Odd Battle Lines Drawn
Another unusual aspect of the case: the unexpected mix of people on both sides.On the other side, backers of the SAFE Act include 19 mostly Republican-dominated states, along with a number of “detransitioners,” who say medical transitioning didn’t solve their problems—it just created more issues. Those people express regret over their gender-altering medications and surgeries.
The somewhat unexpected alliances within each camp show “what an anomaly this case is,” attorney Vernadette Broyles told The Epoch Times.
Conveyor Belt Approach?
Broyles and her team with the Child and Parental Rights Campaign filed a brief that shares stories of 10 families whom the SAFE Act would have protected.The brief reveals a pattern.
Medical professionals often told the parents that “gender-affirming care” is essential—and without it, their gender-dysphoric children would likely kill themselves.
Caregivers told Kristine W.: “Transgender identity is very trendy in the hospital setting right now.” They said she should ask her anorexic, bulimic child, “How can we help you with your gender identity?”
With little assessment or attempt at non-medical treatments, “a conveyor belt” whisks away young people into the treatment queues, as “one-page marketing materials gloss over the harms,” the brief said.
The drugs often render the children infertile and cause numerous potential side effects, Broyles said, such as deteriorating bones and cardiovascular problems—without solid evidence that shows the risks are worth taking.

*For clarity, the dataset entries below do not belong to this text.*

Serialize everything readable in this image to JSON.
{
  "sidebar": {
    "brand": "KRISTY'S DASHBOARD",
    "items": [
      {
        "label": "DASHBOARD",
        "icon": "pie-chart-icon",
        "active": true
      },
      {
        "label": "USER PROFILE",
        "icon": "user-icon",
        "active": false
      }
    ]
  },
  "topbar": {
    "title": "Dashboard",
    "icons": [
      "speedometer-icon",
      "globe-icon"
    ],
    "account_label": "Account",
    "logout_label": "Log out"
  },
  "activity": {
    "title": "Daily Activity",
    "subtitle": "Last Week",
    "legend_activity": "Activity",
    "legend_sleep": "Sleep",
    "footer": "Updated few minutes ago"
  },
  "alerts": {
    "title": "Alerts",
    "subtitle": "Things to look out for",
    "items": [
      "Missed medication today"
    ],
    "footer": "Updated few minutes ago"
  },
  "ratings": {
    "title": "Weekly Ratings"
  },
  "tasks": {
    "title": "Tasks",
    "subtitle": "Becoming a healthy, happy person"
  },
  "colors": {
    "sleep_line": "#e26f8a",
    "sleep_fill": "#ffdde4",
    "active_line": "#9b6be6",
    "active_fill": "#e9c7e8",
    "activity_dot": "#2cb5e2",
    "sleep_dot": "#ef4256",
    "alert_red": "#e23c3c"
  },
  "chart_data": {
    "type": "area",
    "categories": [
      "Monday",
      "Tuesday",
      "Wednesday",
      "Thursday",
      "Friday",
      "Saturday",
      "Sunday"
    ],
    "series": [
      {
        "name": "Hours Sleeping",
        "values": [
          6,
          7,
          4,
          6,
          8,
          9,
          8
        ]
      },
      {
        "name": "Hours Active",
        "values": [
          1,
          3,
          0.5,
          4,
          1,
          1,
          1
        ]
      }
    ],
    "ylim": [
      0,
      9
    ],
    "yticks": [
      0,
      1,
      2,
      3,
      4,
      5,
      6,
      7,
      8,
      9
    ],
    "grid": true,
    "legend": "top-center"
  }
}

Studies are of low quality and are flawed in many other ways, she said.
Rank-and-File Dissent
Broyles said only “a sliver of the medical community” favors prescribing these treatments, but the ACLU-aligned medical groups are claiming most doctors agree with this practice.Few people realize that the large medical associations do not submit position statements to their entire membership for approval, Broyles said. Rather, committees put them together and send them to the board for a vote.

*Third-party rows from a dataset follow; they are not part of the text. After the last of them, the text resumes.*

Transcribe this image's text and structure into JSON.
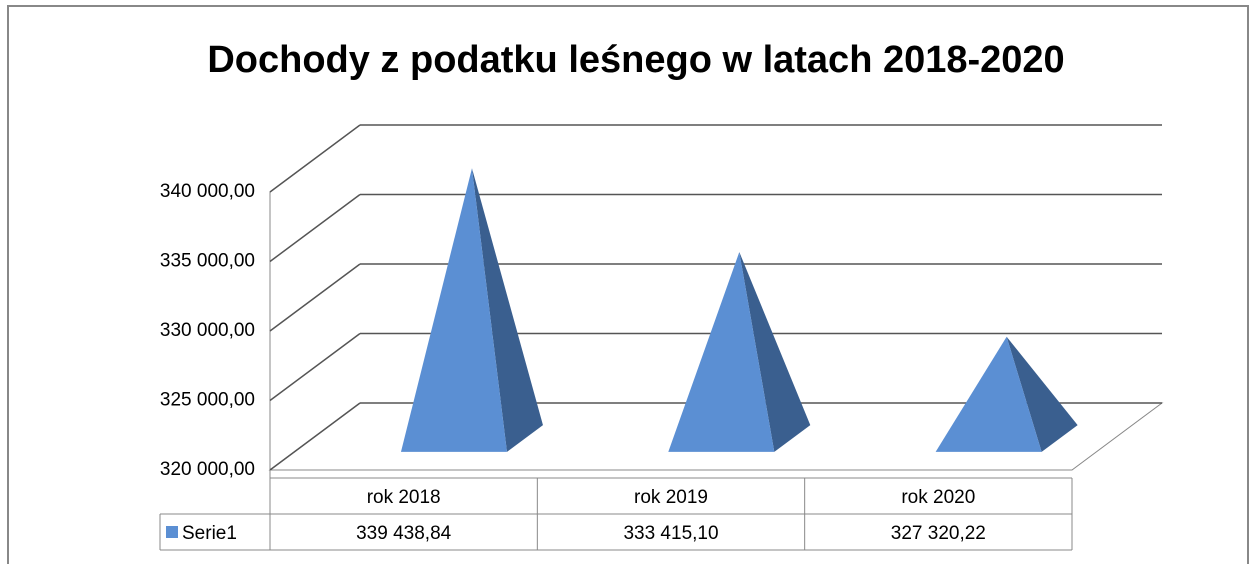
{
  "chart_data": {
    "type": "pyramid3d",
    "title": "Dochody z podatku leśnego w latach 2018-2020",
    "categories": [
      "rok 2018",
      "rok 2019",
      "rok 2020"
    ],
    "series": [
      {
        "name": "Serie1",
        "color": "#5b8fd3",
        "values": [
          339438.84,
          333415.1,
          327320.22
        ],
        "value_labels": [
          "339 438,84",
          "333 415,10",
          "327 320,22"
        ]
      }
    ],
    "ylim": [
      320000,
      340000
    ],
    "yticks": [
      {
        "value": 320000,
        "label": "320 000,00"
      },
      {
        "value": 325000,
        "label": "325 000,00"
      },
      {
        "value": 330000,
        "label": "330 000,00"
      },
      {
        "value": 335000,
        "label": "335 000,00"
      },
      {
        "value": 340000,
        "label": "340 000,00"
      }
    ],
    "grid": true,
    "data_table": true
  }
}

“These medical associations have become captive to activist professionals who made it their business to get onto the board or to get onto the critical policy-making committees,” Broyles said. “There is an effort to suppress any opposition to the ideological narrative.”
Among the information that is being tamped down: puberty blockers are an “off-label” use for those drugs.
“None of these treatments have been approved by the FDA ... they couldn’t satisfy the requirements,” Broyles said.
Broyles expressed grave concerns over “the distorting effect ... on the medical community,” damage to the public trust, and the impact on children and families.
“The idea that we would hijack a child’s adolescent developing body, override their genetic operating manual, without the gold seal of appropriately controlled clinical studies ... it is unjust to our children,” she said.
She believes that mentally vulnerable children are being used in a mass experiment, which is “beyond the pale.”
Regardless of how the case ends, one of its most important effects might be this, Broyles said:
“It finally brings to light, to put onto the public record, what these interventions actually do to children, adolescents, and young people—what they do to their developing bodies.”